The Letras de Ponce (English: Ponce letters) is a famous landmark in Barrio Sabanetas in Ponce, Puerto Rico, located southbound on PR-52 at the intersection with PR-10. The iconic monument consists of five letters that spell the name of the city P-O-N-C-E in 20 ft by 18 ft by 12 ft red and black letters. The letters, and its resulting sign, were designed by Carlos Rivera Villafañe, a sculptor from Ponce. The landmark is said to be "known to every Puerto Rican."

== History ==
In 2002 the Puerto Rico Department of Transportation presented a contest for the design of a monument to be placed on State Route 52 (PR-52), at the entrance of the city of Ponce. The contest was part of what would become 97 projects of public art spread throughout Puerto Rico.

In selecting the work of art, the Government of Puerto Rico considered 318 submissions from hundreds of artists around the world, including Ada Bobonis, Ann Hamilton, Antoni Muntadas, Liliana Porter, and Devorah Sperber. Rivera Villafañe's proposal was one of the winners, and the winner for the Ponce entrance monument.

==Construction and design==
The letters are built of "marine steel", also known as Cor-Ten, the same material used in the construction of ships.
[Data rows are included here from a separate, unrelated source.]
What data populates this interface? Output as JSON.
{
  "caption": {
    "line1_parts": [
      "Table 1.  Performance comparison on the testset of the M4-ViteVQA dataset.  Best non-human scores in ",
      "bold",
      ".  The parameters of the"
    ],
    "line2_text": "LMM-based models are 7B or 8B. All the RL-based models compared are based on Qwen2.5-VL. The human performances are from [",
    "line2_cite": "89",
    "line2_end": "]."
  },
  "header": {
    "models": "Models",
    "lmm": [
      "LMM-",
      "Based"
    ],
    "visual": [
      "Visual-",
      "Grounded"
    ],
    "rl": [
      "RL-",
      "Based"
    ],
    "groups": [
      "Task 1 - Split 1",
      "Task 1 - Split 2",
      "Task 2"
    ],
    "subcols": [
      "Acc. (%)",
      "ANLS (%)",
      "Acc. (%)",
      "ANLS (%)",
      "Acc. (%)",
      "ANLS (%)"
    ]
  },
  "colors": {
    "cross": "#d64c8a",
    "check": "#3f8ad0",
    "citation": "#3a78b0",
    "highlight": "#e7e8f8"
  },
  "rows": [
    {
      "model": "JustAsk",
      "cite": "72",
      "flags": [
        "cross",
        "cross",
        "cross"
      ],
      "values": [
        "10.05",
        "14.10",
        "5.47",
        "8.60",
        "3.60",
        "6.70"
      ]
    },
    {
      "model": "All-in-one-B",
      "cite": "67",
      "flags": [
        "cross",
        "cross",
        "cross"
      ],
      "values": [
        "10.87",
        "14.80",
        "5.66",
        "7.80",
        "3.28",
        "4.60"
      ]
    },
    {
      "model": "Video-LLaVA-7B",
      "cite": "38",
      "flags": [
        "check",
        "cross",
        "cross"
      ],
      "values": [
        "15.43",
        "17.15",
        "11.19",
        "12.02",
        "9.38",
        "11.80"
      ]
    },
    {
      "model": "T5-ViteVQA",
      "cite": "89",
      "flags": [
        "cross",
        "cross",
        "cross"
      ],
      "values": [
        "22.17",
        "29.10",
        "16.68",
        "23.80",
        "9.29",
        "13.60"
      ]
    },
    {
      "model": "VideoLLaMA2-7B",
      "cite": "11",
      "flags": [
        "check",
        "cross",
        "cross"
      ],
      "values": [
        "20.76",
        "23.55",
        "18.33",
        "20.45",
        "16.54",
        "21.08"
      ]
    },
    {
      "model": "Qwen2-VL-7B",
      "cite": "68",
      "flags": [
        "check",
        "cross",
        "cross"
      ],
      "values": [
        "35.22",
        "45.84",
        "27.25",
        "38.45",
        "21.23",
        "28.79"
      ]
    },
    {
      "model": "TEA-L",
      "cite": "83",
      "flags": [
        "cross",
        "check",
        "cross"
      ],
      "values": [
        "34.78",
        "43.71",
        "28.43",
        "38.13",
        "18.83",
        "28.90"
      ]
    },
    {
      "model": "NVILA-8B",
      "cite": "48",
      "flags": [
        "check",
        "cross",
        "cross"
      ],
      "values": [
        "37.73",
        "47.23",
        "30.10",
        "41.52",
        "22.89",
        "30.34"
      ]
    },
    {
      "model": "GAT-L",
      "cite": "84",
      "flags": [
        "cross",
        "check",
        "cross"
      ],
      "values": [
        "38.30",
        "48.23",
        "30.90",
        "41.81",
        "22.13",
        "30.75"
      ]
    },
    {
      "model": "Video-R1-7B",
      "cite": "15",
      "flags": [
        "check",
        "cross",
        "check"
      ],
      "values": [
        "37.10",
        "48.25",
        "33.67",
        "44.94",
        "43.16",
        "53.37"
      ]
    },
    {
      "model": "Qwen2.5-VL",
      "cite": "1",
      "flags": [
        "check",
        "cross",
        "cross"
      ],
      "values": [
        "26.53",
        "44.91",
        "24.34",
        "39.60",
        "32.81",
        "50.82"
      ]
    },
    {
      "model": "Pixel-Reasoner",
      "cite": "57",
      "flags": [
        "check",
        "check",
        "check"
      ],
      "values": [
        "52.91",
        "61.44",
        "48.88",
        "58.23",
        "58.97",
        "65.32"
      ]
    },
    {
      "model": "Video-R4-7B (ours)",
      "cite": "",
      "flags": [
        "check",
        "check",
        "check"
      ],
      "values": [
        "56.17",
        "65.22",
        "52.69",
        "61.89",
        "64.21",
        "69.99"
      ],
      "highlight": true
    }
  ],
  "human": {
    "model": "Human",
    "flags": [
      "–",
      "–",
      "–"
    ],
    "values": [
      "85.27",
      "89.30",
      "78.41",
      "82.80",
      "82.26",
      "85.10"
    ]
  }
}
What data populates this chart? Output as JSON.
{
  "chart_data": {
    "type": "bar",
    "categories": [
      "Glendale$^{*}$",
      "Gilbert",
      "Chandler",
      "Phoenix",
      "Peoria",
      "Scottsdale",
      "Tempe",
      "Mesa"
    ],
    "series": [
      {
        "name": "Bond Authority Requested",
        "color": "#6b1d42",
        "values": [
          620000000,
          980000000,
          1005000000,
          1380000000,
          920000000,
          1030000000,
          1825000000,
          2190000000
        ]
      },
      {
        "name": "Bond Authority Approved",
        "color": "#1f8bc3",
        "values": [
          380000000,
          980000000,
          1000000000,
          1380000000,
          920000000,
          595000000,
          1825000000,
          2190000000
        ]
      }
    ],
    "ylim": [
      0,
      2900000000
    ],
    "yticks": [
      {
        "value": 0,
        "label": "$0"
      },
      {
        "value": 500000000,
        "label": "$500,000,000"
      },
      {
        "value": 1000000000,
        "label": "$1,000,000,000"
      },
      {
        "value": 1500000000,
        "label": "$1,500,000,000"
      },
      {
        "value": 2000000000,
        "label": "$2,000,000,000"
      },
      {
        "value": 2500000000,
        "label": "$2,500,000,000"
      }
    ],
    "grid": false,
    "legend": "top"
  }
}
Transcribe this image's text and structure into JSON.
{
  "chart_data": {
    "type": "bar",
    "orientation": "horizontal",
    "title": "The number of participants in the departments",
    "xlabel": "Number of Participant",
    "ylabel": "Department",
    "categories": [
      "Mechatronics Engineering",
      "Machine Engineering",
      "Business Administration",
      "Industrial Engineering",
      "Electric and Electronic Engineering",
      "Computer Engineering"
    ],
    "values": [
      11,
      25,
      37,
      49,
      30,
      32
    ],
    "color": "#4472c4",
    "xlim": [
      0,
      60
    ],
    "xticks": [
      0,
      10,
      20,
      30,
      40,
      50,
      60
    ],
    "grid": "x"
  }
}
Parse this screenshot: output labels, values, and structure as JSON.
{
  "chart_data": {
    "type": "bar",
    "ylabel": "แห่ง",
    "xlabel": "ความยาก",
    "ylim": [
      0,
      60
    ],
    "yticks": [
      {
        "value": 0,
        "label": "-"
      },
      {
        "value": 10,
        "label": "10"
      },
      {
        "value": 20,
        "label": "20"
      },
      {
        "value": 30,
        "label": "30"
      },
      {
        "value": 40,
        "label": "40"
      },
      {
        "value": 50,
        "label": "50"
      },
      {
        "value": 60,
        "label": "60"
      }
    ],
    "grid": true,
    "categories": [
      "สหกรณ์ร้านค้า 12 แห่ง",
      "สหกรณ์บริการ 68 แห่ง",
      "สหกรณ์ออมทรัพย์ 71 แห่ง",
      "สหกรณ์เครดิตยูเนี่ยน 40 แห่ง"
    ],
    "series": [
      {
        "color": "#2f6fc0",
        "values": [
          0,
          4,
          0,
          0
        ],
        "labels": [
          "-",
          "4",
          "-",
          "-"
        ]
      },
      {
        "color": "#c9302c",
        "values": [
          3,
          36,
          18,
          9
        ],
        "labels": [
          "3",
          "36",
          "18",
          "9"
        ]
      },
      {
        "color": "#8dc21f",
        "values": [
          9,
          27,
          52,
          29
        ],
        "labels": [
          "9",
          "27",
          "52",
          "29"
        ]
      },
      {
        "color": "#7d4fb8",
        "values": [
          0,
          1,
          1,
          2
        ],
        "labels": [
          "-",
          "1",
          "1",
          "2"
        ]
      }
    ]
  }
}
Each letter measures 20 feet high by 18 feet wide by 12 feet deep. Together they span an area of half a kilometer. The breadth of the letters is intended to symbolize the extension of the city of Ponce, "heightening Ponce's urban identity and raising it to its territorial extension." The letters cost US$430,000. Its design, manufacture and suiting all were done in Puerto Rico.

==Carlos A. Rivera Villafañe==
Carlos A. Rivera Villafañe was born in Ponce in 1966. He graduated from the Escuela de Artes Graficas de Puerto Rico in San Juan, Puerto Rico with a bachelor's degree in 1989. In addition to the Letras de Ponce, Rivera Villafañe has works in San Juan, Madrid, Lima, Havana, Cuenca, Slovenia, Yugoslavia, New York City, and Miami.

== Maintenance ==
The monument is regularly maintained with fresh paint as recommended by its designer. They require special care as well as a special paint. They are painted in black and red, the traditional colors of the city of Ponce. The monument is also painted after acts of vandalism, including graffiti.

== Location ==
The monument is located on smooth, flat terrain, and each letter is surrounded by flowers. Its site is just outside the northeastern edge of the urban area of Ponce, on PR-52, the main road into Ponce from San Juan. While the monument is visible as motorists approach the city on the highway, it has been noted that motorists are not able to stop to admire it, as they risk being fined.

The monument's unique location made it an ideal site to hold a protest. In October 2009, a group of some 20 Government of Puerto Rico public employees used the site to launch a protest against their recent layoff.

==Alterations and vandalism==
It is illegal to make unauthorized physical alterations to the sign. The letters have been vandalised a few times. In November 2011, the letter "O" was vandalised with graffiti.

==Controversy==
Due to its location at the center and both sides of a major expressway, it is one of Puerto Rico's most controversial works of public art. In April 2009, the Puerto Rico Department of Transportation and Public Works (DTOP) was fined almost US$80 million for placing the letters there. Subsequently, a bill was introduced into the Legislature of Puerto Rico to eliminate public art from Puerto Rico roads. The basis was that, allegedly, they were in violation of the Federal Highway Administration regulations. In February 2010, it was agreed that the letters would stay where they were.